The benefits of maca root are similar to the ginseng family. And even though not related, it’s due to this similarity that maca has been dubbed Peruvian ginseng.

In the West, however, maca root is enjoying quite a bit of notoriety of late due to its purported use as an aphrodidisiac. No surprise there. But I think what’s far more important is its use as an adaptogen.

What exactly is an adaptogen?


An adaptogen is a nontoxic substance that enhances the body’s natural resistance to environmental stressors, thereby improving our ability to adapt to all kinds of stress.

Adaptogens function by normalizing and balancing the body’s systems, especially the endocrine and immune systems.

What I find most amazing about these substances is their ability to calm systems that are running too hot, while at the same time strengthening systems that are not responding as well as they should. In other words, adaptogens have the ability to bring both the overactive and underactive immune or hormonal system back into a state of healthy balance.

What is gelatinized maca?


Gelatinized maca is created by removing the starch from the root via the use of heat and pressure, resulting in a more concentrated and more bioavailable product.

Is it better than powder?

It depends on who you ask, but some studies do indicate that gelatinized maca is more potent than other forms. As with most things, however, I find it’s always helpful to try a little personal experimentation. Though the risk of side effects with maca (and other adaptogens) is low, higher doses may cause insomnia, so some people may find the powdered form more appropriate.

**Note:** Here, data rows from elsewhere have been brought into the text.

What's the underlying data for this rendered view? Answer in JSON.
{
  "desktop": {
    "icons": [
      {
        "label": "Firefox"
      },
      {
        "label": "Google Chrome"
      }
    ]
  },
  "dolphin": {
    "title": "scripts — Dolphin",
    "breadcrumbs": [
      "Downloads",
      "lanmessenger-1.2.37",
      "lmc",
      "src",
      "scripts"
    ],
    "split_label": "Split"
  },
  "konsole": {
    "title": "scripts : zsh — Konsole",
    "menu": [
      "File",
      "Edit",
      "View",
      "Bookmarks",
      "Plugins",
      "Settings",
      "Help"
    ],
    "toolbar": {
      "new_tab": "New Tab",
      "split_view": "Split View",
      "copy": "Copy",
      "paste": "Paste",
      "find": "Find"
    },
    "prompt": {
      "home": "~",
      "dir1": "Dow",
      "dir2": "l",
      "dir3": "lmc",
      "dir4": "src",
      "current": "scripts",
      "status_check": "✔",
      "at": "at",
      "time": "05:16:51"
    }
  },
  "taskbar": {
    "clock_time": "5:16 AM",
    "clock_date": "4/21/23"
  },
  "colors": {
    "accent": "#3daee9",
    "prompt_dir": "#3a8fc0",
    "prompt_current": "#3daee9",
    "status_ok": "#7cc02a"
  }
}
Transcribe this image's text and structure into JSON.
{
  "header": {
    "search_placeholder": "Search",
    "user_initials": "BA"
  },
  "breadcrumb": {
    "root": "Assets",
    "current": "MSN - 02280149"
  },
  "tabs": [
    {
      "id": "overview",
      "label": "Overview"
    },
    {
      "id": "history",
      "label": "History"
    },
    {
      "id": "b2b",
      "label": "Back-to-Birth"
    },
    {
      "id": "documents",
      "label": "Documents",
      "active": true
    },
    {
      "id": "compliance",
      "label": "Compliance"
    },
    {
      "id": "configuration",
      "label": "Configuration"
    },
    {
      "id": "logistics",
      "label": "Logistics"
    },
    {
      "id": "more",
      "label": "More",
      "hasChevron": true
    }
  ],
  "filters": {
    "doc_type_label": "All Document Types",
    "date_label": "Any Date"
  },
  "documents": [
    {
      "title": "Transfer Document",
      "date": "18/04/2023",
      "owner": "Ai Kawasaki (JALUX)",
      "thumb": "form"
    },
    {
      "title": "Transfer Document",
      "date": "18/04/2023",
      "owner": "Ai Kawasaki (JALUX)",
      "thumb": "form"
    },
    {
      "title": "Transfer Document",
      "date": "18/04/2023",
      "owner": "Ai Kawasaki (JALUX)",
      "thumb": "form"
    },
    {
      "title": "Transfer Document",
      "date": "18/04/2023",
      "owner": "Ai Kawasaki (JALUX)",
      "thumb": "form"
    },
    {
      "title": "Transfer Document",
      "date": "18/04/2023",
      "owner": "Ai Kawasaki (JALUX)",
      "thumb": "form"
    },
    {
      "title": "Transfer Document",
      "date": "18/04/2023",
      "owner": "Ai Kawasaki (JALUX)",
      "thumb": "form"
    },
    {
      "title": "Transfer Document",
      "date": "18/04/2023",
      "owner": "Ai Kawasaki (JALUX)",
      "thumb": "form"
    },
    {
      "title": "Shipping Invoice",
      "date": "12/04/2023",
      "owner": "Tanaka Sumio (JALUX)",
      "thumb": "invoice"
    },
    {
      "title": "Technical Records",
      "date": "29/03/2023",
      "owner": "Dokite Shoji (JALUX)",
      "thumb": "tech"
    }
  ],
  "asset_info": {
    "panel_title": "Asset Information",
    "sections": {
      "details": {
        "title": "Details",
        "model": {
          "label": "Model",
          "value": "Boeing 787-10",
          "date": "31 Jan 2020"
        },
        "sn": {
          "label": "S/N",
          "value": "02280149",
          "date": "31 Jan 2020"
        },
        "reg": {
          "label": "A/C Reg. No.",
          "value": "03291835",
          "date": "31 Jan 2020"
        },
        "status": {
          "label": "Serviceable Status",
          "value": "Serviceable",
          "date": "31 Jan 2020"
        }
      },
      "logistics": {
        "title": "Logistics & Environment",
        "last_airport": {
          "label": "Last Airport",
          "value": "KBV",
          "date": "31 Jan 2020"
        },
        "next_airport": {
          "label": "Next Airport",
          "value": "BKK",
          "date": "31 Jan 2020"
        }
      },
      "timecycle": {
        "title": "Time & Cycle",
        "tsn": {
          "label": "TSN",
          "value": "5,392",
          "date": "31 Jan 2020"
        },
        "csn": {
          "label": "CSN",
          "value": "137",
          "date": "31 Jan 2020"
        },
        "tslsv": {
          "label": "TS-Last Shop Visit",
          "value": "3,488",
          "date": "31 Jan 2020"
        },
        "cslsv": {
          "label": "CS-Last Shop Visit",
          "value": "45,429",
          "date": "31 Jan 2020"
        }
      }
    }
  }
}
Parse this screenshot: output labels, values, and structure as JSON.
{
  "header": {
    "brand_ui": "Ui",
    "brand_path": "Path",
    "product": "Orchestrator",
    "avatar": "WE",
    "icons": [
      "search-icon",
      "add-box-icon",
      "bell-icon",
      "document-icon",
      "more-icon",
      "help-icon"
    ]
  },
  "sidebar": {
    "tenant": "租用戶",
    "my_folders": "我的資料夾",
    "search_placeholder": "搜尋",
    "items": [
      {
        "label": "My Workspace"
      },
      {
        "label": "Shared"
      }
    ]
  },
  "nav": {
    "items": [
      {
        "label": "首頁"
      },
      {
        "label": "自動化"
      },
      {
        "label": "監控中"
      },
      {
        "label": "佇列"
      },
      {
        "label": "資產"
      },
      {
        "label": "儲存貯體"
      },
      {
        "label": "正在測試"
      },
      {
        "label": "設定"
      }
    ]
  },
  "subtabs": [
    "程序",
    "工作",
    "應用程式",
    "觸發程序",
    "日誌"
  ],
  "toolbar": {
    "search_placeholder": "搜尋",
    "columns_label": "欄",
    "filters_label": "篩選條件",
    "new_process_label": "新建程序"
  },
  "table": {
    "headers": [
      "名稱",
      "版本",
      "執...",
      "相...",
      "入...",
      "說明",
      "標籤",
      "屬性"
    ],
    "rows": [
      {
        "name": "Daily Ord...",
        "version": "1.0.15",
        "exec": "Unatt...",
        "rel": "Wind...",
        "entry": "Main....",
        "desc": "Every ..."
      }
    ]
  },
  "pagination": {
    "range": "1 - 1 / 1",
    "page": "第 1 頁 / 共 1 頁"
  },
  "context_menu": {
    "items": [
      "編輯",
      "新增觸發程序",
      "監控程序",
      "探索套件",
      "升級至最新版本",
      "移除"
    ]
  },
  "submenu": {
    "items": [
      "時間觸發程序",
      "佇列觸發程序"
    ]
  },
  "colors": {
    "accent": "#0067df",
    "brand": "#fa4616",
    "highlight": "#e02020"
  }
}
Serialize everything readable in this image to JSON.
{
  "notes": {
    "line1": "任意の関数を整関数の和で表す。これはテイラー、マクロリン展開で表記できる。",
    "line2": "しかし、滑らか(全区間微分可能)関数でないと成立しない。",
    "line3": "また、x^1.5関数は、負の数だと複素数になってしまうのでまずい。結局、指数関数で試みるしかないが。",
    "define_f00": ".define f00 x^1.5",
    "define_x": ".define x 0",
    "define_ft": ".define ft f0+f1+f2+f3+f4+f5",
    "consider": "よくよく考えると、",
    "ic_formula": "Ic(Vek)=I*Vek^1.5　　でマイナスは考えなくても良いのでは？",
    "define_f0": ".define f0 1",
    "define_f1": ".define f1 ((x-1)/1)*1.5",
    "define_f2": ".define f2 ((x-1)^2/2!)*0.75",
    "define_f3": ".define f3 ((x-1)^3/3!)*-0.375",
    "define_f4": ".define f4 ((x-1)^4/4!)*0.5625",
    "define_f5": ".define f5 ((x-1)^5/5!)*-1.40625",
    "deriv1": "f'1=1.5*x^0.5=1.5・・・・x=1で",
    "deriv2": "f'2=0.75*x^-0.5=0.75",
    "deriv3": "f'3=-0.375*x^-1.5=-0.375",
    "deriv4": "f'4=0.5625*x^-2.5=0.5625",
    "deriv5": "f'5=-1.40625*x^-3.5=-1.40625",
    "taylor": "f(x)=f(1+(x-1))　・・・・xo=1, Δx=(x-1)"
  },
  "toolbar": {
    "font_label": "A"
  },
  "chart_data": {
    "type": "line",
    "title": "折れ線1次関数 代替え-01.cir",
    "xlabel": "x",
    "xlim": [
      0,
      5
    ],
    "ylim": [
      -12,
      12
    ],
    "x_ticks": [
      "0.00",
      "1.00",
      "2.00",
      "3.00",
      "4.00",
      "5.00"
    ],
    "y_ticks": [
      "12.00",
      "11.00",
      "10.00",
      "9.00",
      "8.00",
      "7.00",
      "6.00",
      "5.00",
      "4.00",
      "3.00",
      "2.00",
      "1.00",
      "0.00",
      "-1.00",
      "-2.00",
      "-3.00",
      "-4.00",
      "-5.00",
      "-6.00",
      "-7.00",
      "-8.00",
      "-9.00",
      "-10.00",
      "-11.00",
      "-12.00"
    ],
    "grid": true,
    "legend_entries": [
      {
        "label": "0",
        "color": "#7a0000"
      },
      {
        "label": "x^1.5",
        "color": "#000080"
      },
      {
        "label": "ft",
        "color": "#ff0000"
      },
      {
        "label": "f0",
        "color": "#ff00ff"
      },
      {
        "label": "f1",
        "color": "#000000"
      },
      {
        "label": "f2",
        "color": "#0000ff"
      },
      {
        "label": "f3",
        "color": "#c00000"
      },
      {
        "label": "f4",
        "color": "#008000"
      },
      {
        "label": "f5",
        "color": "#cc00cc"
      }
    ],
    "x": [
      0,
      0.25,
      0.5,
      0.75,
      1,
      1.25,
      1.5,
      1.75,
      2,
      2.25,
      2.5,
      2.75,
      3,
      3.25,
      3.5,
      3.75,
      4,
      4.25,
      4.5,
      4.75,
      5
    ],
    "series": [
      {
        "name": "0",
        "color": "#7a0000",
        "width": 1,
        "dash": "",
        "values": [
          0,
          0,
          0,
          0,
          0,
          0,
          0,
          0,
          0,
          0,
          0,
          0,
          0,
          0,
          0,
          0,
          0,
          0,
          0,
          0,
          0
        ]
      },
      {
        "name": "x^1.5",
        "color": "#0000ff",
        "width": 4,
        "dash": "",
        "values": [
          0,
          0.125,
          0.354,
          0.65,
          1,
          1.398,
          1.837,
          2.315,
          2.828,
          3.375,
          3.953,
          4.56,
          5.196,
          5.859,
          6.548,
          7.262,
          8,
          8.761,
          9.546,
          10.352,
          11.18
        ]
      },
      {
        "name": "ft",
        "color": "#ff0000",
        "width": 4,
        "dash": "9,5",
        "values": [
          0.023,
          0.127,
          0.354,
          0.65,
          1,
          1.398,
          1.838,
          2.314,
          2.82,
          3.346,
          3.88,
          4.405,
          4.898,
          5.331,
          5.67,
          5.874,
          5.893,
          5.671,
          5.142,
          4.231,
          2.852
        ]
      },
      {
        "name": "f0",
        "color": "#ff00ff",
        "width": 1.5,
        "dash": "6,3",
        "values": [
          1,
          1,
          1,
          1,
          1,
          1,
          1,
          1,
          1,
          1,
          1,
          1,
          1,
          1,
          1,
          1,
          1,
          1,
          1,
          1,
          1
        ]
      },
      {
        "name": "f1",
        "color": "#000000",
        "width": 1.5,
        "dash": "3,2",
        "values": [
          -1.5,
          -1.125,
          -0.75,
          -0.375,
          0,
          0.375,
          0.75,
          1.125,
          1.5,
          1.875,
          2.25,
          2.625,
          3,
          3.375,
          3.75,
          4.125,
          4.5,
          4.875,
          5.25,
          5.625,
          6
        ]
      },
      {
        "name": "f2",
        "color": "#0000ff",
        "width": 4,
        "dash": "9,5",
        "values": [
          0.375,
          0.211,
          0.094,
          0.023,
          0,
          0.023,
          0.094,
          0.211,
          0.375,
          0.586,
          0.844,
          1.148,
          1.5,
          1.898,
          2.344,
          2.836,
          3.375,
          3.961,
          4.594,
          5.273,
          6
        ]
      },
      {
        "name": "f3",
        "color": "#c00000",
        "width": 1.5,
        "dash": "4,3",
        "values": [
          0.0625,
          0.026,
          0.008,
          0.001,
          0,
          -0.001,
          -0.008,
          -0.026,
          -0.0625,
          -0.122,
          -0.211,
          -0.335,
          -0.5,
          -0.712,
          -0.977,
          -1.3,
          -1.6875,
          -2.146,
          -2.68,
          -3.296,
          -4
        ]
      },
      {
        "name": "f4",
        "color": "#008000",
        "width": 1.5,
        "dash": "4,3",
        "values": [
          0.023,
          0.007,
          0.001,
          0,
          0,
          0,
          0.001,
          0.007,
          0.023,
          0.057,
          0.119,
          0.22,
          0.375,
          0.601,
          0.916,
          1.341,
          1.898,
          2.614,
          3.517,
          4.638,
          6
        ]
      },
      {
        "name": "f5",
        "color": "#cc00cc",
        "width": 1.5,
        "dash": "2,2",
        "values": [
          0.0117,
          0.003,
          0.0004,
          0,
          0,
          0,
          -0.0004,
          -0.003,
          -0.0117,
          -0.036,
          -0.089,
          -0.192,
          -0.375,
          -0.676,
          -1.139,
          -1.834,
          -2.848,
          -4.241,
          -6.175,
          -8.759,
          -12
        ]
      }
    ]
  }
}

My advice? Try both and see which works best for you.

Maca root for stress and tension


The use of maca for relief of stress and for maintaining a sense of balance in a hectic world is documented both by a growing number of studies as well as a traditional use which dates back almost 2000 years.

While not a cure-all, maca root is a remarkable adaptogen with many health benefits, and should be considered for inclusion in your personal arsenal against stress.